Aujourd’hui, la maternité est une guerre à finir. Comme si t’en avais pas assez de changer des couches, de faire du lavage et de passer des nuits blanches, il faut que tu mettes ton casque de guerrière, que tu sortes ta hache et que tu esquives les coups des mamans des quarante-huit camps adverses avant de planter ton arme dans le crâne de la mère en furie qui est en train de te tirer dans le dos.

Portage, couches lavables, couches jetables, allaitement, biberon, cododo, 5-10-15. Name it. On va se le dire, il existe autant de façons d’élever les p’tits que de mères. Pis c’est ben correct. T’as le droit de juger que certaines ont tort et que d’autres ont raison. Chez vous, dans le confort de ton foyer. Mais t’as aussi le devoir de garder ça pour toi. Parce que t’en as assurément déjà voulu à une ou plusieurs matrones de s’en prendre à ta façon d’éduquer tes enfants. Parce que certaines personnes t’ont déjà blessée en remettant tes méthodes en cause pis qu’à ce moment-là, tu t’es demandé avec quelle prétention elles pouvaient affirmer savoir ce qu’il fallait faire avec ton bébé sans même le connaître. Parce que même les spécialistes de ce bas monde n’arrivent pas à s’entendre sur ce qui est bien pis ce qui est mal en matière de bébés pis d’enfants.

Naïvement, quand t’as mis bas et que tu t’es mise à échanger avec les autres mères, t’as peut-être eu l’impression d’avoir rejoint une meute, une gang qui se comprend pis qui se respecte. Pis ta grosse balloune rose bonbon a vite fait de péter la première fois qu’un membre de ton nouveau clan maternel t’es rentré dedans. Et l’histoire s’est répétée. Plusieurs fois. Pis à moment donné, tu t’es mise à tirer dans le tas toi aussi. T’as tiré dans le village.

Si le village est à feu et à sang aujourd’hui, c’est un peu de ta faute à toi. Pis celle de toutes les autres qui ont oublié que lorsqu’on est mère, c’est de soutien qu’on a besoin, pas de jugement. C’est une tape sur l’épaule que ça nous prend, pas un coup de poing sur la gueule. C’est des mots réconfortants qu’on veut entendre, pas une trâlée d’insultes.

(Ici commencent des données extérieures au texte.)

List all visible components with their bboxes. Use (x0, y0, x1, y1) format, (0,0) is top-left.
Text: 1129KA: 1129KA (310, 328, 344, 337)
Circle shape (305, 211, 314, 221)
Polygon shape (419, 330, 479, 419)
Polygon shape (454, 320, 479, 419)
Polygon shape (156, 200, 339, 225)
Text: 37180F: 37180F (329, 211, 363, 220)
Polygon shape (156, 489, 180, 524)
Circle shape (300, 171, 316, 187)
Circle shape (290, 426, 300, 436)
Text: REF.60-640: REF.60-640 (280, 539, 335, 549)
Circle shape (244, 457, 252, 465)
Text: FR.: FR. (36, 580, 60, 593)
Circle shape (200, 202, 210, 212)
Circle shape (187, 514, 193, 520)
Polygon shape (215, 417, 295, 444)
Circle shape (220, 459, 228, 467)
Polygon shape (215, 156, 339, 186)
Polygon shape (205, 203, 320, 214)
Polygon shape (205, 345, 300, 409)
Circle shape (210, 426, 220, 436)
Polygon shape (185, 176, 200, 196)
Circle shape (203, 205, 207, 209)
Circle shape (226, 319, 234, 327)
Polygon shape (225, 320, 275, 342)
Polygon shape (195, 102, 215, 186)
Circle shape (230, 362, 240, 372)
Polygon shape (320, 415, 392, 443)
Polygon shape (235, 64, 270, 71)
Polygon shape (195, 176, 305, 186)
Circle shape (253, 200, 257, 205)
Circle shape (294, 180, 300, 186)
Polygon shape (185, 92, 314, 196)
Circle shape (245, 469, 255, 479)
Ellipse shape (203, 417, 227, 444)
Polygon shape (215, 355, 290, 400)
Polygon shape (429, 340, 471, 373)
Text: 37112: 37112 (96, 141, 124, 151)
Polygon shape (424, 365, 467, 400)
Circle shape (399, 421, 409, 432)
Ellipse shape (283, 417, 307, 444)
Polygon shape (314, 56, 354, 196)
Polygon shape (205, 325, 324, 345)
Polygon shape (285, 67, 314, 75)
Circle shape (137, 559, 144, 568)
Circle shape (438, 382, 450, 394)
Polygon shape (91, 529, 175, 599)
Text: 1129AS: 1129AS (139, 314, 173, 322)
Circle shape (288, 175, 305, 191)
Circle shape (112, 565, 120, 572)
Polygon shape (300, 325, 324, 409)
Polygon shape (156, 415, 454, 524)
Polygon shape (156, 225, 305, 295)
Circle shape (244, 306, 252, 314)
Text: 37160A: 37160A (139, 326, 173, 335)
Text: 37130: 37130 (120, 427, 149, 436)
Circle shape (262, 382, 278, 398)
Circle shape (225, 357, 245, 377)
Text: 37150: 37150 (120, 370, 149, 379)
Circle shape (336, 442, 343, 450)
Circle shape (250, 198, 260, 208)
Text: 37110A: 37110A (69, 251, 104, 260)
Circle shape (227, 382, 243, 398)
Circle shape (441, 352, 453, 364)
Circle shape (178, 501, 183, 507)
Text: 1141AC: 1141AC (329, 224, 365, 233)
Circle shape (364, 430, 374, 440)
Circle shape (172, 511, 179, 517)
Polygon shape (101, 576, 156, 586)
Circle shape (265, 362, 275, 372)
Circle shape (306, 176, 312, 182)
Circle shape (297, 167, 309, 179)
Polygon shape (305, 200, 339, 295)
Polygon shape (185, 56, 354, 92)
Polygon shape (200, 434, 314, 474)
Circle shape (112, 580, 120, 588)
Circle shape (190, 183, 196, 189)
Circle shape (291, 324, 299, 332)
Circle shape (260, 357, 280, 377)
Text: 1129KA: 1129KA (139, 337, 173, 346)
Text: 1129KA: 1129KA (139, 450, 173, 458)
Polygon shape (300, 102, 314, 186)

On part de loin, mais dans ce qu’il me reste d’utopie, je rêve qu’on reprenne ça à zéro. Qu’ensemble, on reconstruise le village pierre par pierre. Qu’on en fasse quelque chose de beau. Qu’on en fasse un endroit où les mères ne se sentiront plus seules au monde avec un gun dans les mains prêtes à abattre le paquet d’ennemies qui se massent devant leur porte. Un endroit où leurs craintes seront entendues et apaisées. Un village où des conseils pourront être donnés en toute bonne foi et sans jugement. Une place où l’on comprendra que rien ni personne ne sera jamais parfait, mais que toutes les mères font tout ce qui est en leur pouvoir pour rendre leurs enfants heureux et méritent le même respect.

Pis il me semble que c’est dans ce village-là que j’ai le goût que mon gars vive.